There is a simple concept in American contract law known as "detrimental reliance" which DACA participants should take comfort in.
Why? Because, this principle is so embedded in American jurisprudence that it is difficult to imagine any court -- conservative or liberal -- allowing for the deportation of any lawful DACA participant.
Sure, there will be technical legal contentions that the police power of government is not subject to this sort of contractual obligation and the Obama era documentation may have even required or implied a waiver of any such claims.
But, the DACA participants voluntarily presented themselves to authorities, entered into a program with a reasonable expectation that this information would not be used against them.
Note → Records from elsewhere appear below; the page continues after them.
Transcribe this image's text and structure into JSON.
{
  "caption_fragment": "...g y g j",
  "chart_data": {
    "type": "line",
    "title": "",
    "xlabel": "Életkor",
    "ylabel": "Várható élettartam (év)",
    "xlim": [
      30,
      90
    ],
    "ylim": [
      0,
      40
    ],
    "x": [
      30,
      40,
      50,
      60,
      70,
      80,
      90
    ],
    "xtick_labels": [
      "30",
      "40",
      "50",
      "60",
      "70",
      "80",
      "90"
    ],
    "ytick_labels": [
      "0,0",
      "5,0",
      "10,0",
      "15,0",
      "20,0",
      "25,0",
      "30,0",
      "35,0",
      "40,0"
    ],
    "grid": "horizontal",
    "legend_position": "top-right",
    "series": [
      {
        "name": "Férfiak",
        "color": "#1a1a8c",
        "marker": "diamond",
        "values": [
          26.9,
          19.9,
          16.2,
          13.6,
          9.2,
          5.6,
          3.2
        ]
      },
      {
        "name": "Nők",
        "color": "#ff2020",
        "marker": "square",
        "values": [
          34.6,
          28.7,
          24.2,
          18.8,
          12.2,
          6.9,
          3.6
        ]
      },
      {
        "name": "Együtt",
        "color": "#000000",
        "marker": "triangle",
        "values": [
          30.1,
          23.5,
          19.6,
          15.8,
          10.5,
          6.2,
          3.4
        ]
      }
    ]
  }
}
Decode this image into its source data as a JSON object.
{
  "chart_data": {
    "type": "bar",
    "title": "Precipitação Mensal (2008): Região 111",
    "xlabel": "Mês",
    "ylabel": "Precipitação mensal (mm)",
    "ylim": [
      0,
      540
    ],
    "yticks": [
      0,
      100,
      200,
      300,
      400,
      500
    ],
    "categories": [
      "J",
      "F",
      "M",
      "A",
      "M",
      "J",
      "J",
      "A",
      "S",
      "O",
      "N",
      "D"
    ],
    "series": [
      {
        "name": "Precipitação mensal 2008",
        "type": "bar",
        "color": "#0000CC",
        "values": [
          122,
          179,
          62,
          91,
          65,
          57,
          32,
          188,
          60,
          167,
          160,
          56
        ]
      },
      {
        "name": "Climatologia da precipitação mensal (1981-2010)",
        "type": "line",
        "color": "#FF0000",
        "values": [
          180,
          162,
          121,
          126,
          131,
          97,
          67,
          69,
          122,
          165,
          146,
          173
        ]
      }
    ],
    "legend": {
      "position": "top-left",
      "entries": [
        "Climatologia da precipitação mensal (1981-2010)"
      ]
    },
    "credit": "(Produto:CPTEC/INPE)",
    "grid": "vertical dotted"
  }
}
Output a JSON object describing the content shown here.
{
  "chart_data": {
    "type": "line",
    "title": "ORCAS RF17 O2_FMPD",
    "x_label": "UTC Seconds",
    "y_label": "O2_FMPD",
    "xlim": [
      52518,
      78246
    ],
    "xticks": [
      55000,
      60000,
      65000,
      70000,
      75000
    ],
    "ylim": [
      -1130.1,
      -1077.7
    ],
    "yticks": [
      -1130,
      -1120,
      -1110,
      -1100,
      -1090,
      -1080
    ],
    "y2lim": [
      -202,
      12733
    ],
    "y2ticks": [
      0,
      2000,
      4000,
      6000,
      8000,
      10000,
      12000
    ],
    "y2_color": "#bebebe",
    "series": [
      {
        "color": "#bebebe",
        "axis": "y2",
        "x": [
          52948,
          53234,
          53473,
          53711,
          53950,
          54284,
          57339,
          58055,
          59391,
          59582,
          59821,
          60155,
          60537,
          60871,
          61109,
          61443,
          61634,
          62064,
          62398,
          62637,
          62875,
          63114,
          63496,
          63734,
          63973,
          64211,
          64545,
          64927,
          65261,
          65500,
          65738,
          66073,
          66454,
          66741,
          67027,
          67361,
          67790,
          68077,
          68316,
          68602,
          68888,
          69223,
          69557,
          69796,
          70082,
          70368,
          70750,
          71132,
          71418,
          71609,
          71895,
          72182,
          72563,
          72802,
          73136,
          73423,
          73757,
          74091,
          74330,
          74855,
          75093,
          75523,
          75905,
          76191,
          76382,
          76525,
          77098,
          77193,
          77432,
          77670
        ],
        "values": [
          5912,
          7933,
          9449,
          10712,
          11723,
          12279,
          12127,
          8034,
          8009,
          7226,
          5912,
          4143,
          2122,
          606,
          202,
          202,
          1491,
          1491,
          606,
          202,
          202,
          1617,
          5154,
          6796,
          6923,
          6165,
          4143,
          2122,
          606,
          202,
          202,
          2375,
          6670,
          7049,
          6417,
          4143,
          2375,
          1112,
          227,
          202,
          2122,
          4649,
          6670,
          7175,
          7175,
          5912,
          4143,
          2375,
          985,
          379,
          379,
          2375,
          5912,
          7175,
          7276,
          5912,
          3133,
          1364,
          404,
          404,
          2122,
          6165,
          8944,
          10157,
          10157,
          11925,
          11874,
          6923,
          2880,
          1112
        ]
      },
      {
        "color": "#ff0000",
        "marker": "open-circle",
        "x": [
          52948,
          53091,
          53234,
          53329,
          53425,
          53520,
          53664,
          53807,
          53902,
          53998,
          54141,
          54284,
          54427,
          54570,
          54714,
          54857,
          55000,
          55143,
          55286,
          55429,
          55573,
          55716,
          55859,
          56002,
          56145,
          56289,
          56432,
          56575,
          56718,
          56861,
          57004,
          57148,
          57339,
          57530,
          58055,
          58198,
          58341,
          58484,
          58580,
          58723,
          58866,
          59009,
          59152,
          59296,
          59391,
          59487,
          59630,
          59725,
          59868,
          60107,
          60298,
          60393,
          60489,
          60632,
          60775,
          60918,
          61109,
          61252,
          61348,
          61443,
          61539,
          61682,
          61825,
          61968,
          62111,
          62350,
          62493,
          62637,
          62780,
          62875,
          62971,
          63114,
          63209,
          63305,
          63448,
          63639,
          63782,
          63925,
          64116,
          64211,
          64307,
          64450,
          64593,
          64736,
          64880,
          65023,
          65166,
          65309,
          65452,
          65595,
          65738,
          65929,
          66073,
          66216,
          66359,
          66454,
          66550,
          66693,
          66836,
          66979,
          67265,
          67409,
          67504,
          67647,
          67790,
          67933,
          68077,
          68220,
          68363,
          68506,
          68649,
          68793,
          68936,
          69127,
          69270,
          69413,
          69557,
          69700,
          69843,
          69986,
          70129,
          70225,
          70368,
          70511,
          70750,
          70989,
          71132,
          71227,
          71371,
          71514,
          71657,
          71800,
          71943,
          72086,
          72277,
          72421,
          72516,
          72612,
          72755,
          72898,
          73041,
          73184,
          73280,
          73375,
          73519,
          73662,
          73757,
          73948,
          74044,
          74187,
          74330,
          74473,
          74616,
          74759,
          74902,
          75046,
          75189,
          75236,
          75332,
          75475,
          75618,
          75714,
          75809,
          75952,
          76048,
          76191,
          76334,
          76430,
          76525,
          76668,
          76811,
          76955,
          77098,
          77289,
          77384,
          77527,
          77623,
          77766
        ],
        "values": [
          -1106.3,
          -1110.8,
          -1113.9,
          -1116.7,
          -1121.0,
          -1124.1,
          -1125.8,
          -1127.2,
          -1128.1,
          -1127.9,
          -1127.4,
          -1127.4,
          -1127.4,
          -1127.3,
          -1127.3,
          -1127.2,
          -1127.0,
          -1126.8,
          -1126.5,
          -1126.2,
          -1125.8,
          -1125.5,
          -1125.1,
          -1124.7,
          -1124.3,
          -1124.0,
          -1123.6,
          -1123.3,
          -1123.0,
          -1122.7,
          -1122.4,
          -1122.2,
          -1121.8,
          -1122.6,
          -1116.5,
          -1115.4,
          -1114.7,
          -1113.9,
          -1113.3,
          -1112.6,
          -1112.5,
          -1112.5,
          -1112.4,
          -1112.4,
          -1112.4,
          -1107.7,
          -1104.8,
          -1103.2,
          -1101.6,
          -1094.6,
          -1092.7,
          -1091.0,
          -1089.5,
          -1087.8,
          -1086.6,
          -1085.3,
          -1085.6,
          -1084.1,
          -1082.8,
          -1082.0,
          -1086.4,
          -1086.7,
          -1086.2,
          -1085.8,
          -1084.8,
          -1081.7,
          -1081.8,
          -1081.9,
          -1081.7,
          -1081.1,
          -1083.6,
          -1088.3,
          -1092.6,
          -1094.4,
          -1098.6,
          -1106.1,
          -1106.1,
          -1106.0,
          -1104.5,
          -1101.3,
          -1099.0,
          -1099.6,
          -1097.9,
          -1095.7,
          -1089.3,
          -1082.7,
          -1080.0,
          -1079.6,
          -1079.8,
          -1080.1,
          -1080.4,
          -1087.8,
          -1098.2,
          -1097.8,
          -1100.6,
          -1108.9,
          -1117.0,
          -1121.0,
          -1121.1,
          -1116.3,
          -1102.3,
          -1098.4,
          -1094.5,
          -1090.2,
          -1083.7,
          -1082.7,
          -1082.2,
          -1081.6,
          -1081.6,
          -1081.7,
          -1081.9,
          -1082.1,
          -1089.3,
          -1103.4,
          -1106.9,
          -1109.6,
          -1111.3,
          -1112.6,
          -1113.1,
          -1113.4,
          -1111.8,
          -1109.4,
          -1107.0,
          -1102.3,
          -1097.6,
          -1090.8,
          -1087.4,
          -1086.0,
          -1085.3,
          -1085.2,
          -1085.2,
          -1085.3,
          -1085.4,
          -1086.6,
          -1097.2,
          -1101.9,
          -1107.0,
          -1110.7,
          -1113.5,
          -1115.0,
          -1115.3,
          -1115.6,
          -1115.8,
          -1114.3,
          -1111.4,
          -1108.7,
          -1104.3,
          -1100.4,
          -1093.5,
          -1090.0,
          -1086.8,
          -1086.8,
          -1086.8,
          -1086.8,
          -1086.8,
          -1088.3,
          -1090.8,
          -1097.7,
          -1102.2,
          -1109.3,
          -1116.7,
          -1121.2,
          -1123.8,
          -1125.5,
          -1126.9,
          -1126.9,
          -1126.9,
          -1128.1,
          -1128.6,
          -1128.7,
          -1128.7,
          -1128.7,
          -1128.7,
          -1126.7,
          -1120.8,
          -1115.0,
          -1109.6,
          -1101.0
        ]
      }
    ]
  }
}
The legal and moral arguments against deportation for this group of people are simply too overwhelming for a court to ignore.
Having said this, it is probably true that DACA by way of executive Order was illegal. President Obama may very well have believed it to be so when he signed the DACA executive order. The failure, then and now, belongs to Congress.
The political support for DACA is overwhelming. If Congress can't pass a statutorily sound DACA with the winds of law, politics, and morality all at their backs, it is hard to imagine Congress being able to do anything. Literally, anything.
Of course, Congress doing nothing is why we are here in the first place.
DACA is easy. Congress should do it in six days, not six months.
Comprehensive immigration reform is more difficult, but imperative. We have lived with the consequences of policy by omission and evasion for decades. The victims are immigrants themselves and an economy distorted by dependency on illegal acts and a growing, untaxed, underground economy.
DACA participants will never be deported. The question is whether both Republicans and Democrats will continue to play chicken with their lives and the American economy.